Technically, IPM stands for Integrated Pest Management. Fundamentally, it is a toolbox that farmers use to control insect, disease, and weed pests. However, in addition to all the basic “screwdrivers” and “hammers” in any toolbox, each farmer makes a decision about whether to use a big hammer, or a small hammer, or no hammer at all (maybe a ratchet or drill makes more sense). That is, IPM includes the use of chemical, biological, or cultural means to control pests (these are our hammers and screwdrivers). A farmer’s level of commitment to sustainability will determine whether it is a big, medium, or small hammer, an entirely different tool altogether. IPM is a sliding scale concept. You get to choose.
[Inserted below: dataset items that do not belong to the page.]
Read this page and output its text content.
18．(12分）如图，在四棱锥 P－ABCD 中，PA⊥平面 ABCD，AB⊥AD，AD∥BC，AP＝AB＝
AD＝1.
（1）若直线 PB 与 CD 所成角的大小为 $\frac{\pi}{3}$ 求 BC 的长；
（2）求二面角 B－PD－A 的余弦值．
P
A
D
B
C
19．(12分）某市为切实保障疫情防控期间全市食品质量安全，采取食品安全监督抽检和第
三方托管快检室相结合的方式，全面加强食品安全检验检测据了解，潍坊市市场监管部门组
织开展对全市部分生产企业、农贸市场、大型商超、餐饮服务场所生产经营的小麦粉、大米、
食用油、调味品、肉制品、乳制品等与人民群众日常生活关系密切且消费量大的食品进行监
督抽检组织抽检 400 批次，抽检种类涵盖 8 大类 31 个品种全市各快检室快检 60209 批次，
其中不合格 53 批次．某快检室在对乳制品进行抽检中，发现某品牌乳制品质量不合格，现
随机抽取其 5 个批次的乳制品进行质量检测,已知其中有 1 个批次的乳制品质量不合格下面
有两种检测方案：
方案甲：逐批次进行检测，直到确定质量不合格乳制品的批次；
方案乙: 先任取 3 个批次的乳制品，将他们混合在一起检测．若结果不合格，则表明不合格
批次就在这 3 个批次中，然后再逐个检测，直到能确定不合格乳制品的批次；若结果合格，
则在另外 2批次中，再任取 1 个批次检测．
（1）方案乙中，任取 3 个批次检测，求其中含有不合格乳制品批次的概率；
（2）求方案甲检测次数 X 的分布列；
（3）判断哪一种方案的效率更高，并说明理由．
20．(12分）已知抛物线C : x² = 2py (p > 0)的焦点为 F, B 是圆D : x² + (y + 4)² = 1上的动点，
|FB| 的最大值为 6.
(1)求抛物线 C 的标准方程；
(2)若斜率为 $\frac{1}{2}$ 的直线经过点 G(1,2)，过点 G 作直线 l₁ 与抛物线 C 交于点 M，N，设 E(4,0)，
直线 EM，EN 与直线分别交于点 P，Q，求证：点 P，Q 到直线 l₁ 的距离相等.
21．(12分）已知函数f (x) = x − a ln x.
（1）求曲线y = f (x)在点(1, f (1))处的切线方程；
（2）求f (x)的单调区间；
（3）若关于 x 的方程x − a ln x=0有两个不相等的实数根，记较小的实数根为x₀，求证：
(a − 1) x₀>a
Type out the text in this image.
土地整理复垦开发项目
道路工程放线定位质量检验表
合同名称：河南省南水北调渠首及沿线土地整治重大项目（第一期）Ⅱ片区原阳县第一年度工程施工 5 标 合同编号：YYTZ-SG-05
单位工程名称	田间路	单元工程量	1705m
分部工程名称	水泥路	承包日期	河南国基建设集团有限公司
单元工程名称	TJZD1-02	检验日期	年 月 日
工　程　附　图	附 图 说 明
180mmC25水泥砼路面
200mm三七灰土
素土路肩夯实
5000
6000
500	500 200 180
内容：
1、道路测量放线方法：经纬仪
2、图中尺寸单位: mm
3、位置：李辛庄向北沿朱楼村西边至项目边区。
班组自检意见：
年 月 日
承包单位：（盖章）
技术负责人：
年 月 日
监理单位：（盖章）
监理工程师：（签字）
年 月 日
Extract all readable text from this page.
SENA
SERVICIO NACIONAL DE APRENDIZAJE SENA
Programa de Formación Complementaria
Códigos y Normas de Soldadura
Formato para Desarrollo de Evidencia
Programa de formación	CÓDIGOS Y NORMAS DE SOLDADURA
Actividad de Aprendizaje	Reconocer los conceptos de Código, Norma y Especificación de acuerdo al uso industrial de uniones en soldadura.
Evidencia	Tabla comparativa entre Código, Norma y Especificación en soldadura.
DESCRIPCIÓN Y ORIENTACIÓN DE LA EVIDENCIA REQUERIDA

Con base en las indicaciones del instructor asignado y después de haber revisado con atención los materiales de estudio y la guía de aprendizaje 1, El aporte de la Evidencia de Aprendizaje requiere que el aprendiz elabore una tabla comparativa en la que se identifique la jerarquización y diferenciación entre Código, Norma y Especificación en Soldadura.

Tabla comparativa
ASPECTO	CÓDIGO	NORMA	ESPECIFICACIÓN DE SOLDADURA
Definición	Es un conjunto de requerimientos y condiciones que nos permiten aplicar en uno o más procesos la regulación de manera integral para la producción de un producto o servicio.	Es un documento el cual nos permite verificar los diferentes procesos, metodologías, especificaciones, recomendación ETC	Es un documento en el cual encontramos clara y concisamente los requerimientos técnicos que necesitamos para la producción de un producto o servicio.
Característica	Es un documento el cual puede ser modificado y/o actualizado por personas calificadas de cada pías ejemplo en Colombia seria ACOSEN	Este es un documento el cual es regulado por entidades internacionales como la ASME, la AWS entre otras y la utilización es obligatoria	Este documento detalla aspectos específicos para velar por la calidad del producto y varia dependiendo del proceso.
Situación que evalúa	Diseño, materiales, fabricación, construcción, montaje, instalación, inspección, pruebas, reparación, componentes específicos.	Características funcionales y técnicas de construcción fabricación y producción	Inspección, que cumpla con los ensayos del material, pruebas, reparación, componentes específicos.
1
At Red Jacket Orchards, we practice something called “progressive IPM.” Not a real catchy term, but what it means is that on that sliding scale we’re focused on using a biological/cultural approach. Utilization of this kind of approach allows us to increase the overall sustainability of our program, including future organic production (beginning in 2011). You won’t see an IPM logo on our boxes, but you will see Certified Sustainable by the Food Alliance for our plums and apricots. In addition to the organic production we’ll have going forward, we plan to extend CS certification to other crops as we move foward.
Sustainability is a key commitment on the part of Red Jacket Orchards. IPM is one tool in an ever-expanding toolbox.